Some have commented that this kind of imagery is backwards because Christians shouldn't be in the business of trying to scare people into personal faith. While such a sentiment sounds good and tends to appeal to our modern sensitivities, such a view is decidedly unfaithful to the entire earthly ministry of Jesus Christ as recorded in the gospels. Jesus talked about hell and punishment more than anyone else, and certainly far more than Edwards. If one accepts that Jesus is God and can therefore be considered a pretty reliable authority on the supernatural and the afterlife, then one must conclude that Christ's continual warnings about eternal punishment are authoritative, accurate, and should be heeded with deep seriousness. I found this sermon by Edwards to be very faithful to the uncomfortable and even scary warnings given by Jesus throughout the four Gospels of the New Testament. Edwards is not scaring people for the sake of scaring people. He is doing exactly what Christ did 2,000 years ago - out of a spirit of deep love and concern, he is warning people of the very real and terrifying consequences of deliberately walking away from Jesus Christ.

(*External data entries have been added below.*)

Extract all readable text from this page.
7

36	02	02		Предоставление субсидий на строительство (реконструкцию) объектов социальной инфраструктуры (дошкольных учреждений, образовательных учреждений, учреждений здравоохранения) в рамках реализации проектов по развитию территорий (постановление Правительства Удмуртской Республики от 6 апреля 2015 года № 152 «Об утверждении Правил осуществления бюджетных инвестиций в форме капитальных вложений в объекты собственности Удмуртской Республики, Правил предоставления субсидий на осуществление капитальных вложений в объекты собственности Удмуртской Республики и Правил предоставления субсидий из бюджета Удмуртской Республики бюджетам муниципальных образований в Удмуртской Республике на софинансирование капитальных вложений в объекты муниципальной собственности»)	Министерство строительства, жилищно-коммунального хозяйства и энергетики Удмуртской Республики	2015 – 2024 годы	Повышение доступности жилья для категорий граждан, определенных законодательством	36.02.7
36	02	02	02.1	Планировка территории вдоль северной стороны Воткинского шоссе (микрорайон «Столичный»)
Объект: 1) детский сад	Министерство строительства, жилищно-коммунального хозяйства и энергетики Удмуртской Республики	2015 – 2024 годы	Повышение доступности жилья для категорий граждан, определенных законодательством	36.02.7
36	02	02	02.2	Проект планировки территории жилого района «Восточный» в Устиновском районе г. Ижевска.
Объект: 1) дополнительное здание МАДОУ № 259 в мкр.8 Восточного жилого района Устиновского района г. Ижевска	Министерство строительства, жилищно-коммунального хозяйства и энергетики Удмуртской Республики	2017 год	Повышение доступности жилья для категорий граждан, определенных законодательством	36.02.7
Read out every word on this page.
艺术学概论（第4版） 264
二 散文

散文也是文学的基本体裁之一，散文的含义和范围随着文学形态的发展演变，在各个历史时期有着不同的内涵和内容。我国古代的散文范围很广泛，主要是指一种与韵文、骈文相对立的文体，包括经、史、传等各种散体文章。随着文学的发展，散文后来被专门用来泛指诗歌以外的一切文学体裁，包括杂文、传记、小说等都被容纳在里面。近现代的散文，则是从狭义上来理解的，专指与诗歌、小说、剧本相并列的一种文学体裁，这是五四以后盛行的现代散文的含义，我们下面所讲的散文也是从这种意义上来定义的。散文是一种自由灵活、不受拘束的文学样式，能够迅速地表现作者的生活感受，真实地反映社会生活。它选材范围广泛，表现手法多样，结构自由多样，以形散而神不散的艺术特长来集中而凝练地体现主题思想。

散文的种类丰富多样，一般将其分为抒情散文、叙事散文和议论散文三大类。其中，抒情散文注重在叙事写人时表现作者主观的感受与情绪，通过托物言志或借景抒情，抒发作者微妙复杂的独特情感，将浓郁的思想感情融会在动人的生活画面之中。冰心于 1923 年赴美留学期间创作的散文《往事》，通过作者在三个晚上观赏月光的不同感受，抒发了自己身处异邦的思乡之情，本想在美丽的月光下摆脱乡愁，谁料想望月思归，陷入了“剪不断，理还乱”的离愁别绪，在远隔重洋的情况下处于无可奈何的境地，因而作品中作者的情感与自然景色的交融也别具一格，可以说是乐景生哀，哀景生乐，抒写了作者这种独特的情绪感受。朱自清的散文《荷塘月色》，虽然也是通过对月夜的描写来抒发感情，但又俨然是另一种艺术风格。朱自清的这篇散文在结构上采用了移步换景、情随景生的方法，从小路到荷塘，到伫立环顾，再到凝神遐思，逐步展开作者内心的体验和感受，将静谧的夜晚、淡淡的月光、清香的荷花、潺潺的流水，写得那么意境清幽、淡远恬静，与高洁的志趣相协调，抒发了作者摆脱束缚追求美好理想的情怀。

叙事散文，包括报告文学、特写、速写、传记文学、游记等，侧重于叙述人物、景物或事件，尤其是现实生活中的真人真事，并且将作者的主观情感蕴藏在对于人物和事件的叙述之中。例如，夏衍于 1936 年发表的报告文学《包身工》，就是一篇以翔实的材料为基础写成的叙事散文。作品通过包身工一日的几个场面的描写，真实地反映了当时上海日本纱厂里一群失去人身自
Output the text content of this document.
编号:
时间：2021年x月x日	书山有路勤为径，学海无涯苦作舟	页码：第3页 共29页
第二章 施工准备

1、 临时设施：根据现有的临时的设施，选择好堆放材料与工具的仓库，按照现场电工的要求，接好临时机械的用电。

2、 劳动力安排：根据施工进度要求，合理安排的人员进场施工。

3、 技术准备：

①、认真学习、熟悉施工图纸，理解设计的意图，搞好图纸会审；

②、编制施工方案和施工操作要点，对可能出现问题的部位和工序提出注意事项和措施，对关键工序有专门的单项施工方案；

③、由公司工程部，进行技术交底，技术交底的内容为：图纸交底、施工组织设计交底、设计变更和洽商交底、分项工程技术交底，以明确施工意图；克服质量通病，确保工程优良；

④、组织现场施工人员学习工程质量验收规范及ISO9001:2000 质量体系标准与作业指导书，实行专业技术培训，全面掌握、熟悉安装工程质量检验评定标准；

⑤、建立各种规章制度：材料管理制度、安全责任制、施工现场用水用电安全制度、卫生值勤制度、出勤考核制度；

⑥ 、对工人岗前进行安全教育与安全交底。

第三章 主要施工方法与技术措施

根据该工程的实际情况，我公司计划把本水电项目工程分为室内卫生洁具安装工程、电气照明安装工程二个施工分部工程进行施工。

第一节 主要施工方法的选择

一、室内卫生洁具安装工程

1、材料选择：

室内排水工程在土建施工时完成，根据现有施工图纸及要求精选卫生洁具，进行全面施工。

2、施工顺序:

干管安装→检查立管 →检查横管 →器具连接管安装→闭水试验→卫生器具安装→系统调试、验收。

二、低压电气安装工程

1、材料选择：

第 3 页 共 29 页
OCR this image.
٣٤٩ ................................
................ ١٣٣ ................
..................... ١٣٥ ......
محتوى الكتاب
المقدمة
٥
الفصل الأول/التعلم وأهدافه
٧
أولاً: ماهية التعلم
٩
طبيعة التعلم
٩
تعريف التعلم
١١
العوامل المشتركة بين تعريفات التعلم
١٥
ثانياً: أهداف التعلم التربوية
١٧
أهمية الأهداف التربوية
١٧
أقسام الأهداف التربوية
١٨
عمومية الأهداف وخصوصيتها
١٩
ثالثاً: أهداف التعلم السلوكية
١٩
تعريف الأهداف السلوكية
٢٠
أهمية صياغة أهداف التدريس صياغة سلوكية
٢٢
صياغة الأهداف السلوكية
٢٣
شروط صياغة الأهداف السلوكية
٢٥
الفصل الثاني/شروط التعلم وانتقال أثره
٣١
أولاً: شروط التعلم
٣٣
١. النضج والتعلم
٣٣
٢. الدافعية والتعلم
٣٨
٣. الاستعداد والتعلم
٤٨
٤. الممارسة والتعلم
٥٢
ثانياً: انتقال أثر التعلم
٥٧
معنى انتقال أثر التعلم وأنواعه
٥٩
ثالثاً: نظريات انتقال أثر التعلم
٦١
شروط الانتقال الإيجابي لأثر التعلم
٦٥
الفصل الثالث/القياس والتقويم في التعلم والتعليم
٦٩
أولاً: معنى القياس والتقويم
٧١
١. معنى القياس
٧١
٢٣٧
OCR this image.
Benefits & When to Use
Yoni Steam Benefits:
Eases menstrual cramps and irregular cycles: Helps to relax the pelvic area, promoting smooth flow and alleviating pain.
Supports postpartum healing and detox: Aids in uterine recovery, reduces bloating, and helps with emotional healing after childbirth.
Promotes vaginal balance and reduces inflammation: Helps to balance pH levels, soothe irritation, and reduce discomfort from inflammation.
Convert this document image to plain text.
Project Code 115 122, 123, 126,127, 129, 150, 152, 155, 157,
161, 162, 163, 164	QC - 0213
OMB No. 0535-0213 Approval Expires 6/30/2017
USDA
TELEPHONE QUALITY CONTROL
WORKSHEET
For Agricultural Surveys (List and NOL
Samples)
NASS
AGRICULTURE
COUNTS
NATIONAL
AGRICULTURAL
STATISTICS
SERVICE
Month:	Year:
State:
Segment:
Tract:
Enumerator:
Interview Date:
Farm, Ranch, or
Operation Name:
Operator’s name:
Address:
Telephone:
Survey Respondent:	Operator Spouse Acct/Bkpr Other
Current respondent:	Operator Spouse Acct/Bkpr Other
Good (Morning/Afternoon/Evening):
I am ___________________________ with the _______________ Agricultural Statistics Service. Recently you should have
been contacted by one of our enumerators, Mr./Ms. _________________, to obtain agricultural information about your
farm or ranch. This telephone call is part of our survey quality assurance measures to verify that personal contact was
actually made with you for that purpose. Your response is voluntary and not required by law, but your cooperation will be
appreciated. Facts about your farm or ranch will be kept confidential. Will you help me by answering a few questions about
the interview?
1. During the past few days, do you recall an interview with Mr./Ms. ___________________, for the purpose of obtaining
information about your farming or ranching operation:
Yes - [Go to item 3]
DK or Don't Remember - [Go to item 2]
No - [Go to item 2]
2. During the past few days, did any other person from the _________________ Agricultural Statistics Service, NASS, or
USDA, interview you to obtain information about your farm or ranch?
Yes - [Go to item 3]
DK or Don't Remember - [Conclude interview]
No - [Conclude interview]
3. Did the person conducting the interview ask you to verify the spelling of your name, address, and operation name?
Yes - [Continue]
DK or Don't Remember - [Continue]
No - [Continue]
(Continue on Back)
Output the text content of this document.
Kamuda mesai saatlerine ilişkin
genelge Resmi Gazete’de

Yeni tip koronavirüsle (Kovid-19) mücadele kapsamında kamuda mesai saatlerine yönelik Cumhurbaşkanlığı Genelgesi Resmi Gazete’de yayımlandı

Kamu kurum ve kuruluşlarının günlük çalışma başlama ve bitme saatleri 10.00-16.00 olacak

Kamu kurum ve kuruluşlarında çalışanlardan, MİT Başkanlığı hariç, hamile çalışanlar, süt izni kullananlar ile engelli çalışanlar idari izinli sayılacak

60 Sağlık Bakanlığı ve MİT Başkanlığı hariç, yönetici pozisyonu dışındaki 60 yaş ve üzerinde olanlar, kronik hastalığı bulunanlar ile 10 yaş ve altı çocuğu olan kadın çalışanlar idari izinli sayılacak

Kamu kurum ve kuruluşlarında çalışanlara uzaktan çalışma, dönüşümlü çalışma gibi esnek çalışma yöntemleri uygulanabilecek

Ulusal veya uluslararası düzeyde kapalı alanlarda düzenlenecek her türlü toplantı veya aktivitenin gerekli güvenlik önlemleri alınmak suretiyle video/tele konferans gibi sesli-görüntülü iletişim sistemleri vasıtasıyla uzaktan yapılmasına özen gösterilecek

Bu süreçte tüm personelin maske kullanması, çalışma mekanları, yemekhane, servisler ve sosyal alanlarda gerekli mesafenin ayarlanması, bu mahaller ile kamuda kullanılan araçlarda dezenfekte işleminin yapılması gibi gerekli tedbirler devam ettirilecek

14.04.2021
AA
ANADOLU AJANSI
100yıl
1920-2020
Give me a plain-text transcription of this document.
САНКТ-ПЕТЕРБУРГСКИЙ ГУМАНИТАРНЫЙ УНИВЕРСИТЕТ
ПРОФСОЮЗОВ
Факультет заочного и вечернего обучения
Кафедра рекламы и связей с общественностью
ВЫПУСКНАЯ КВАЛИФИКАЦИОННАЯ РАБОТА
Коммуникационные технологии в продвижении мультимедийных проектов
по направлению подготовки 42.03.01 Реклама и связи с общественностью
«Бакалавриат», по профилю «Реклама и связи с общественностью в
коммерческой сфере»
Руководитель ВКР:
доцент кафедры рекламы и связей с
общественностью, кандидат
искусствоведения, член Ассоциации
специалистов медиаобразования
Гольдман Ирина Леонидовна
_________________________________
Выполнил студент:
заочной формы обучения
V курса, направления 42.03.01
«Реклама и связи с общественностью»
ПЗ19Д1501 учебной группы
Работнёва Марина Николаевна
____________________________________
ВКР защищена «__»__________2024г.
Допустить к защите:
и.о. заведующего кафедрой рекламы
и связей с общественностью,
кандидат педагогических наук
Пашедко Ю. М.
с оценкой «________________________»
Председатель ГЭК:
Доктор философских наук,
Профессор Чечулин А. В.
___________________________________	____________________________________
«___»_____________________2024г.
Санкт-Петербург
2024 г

In the end, the basic question one has to ask when reading either Edwards or Scripture is whether the eternal punishment described by both is truthful or not. If it is, then how can it possibly be an act of love not to tell people about it? Better to offend with the truth and call people to faith in the one true God and personal repentance than try to make people feel comfortable believing a lie and not seeing a need for people to change anything about their beliefs, wrong and negatively consequential though they may be. If someone believes that eternal punishment is false, then that person has bigger fish to fry then Edwards, they must also patently reject the sayings of Jesus and adopt completely by blind faith a different view of the afterlife. Many have taken this latter road, just as Christ predicted would happen. But truth does not depend on whether our ears are sufficiently tickled. Those who sincerely want to know the truth will give Edwards a fair hearing here and put his views to the test.
To most religiously-inclined readers today, this sermon will seem a bit extreme, if not eccentric. But one has to remember the context in which it was given. These were the Puritans, the religious zealots that literally tried to 'scare the Hell' out of people. Edwards does this very well.
It may be true that this sermon is quite harsh, but that does not mean that one cannot profit by reading it. The underlying message of this text is that the day for living a virtuous life is TODAY, and not later, or when we get around to it. It also warns against the dangers of allowing oneself to enter a carnal security--to believe that all is well when we are in fact under condemnation.
Overall, this sermon has many great Christian values, though it should be taken with a grain of salt. This discourse is definitely recommended for anyone with an interest in Christian readings.